General information
- Type: Homebuilt aircraft
- National origin: United States
- Manufacturer: Sport Racer Inc
- Status: Production completed
- Number built: At least one

= Sport Racer =

American amateur-built aircraft

The Sport Racer is an American homebuilt racing aircraft that was designed and produced by Sport Racer Inc of Valley Center, Kansas. When it was available the aircraft was supplied in the form of plans for amateur construction.

==Design and development==
The Sport Racer features a cantilever mid-wing, a two-seats-in-tandem enclosed cockpit under a bubble canopy, fixed conventional landing gear with wheel pants and a single engine in tractor configuration.

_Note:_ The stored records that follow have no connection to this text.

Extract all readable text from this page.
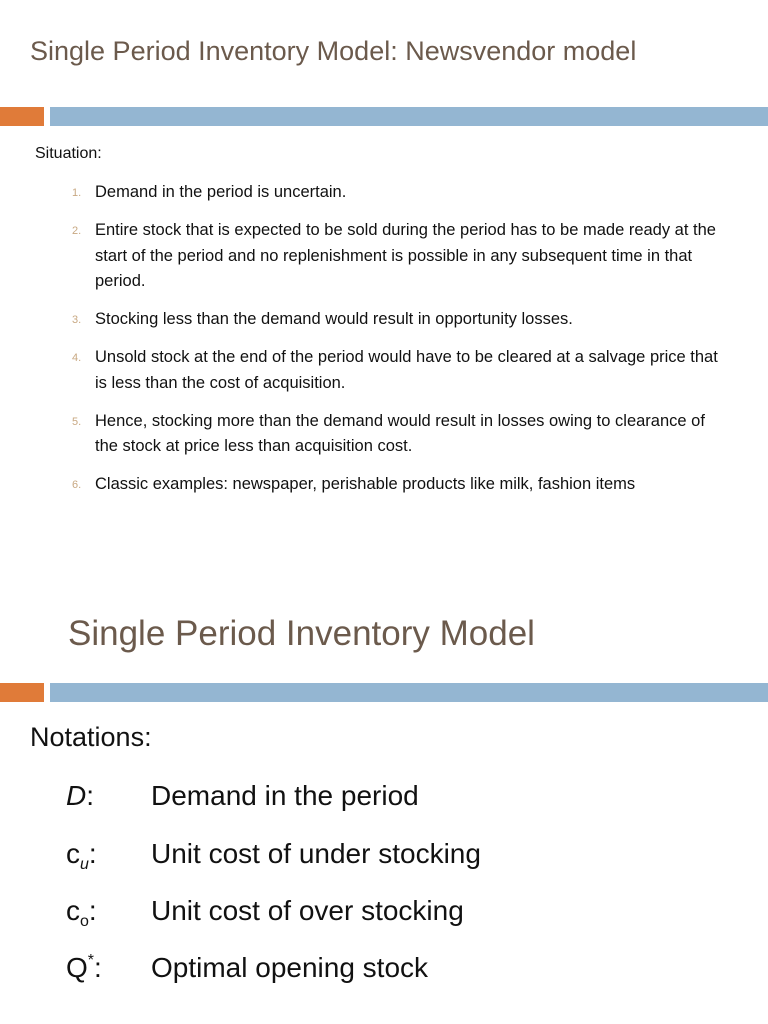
Single Period Inventory Model: Newsvendor model

Situation:

1. Demand in the period is uncertain.
2. Entire stock that is expected to be sold during the period has to be made ready at the start of the period and no replenishment is possible in any subsequent time in that period.
3. Stocking less than the demand would result in opportunity losses.
4. Unsold stock at the end of the period would have to be cleared at a salvage price that is less than the cost of acquisition.
5. Hence, stocking more than the demand would result in losses owing to clearance of the stock at price less than acquisition cost.
6. Classic examples: newspaper, perishable products like milk, fashion items
Single Period Inventory Model

Notations:

D: Demand in the period
$c_u$: Unit cost of under stocking
$c_o$: Unit cost of over stocking
Q*: Optimal opening stock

The aircraft fuselage is made from welded 4130 steel tubing. The 22.00 ft span wing has a wooden structure, covered in doped aircraft fabric and has a wing area of 81.00 sqft. The standard engine used is a 230 hp Ford Motor Company V-6 automotive conversion powerplant.

The Sport Racer has a typical empty weight of 1175 lb and a gross weight of 1850 lb, giving a useful load of 675 lb. With full fuel of 30 u.s.gal the payload for the pilot, passenger and baggage is 495 lb.

The standard day, sea level, no wind, take off with a 230 hp engine is 1500 ft and the landing roll is 1600 ft.

The manufacturer estimated the construction time from the supplied plans as 1600 hours.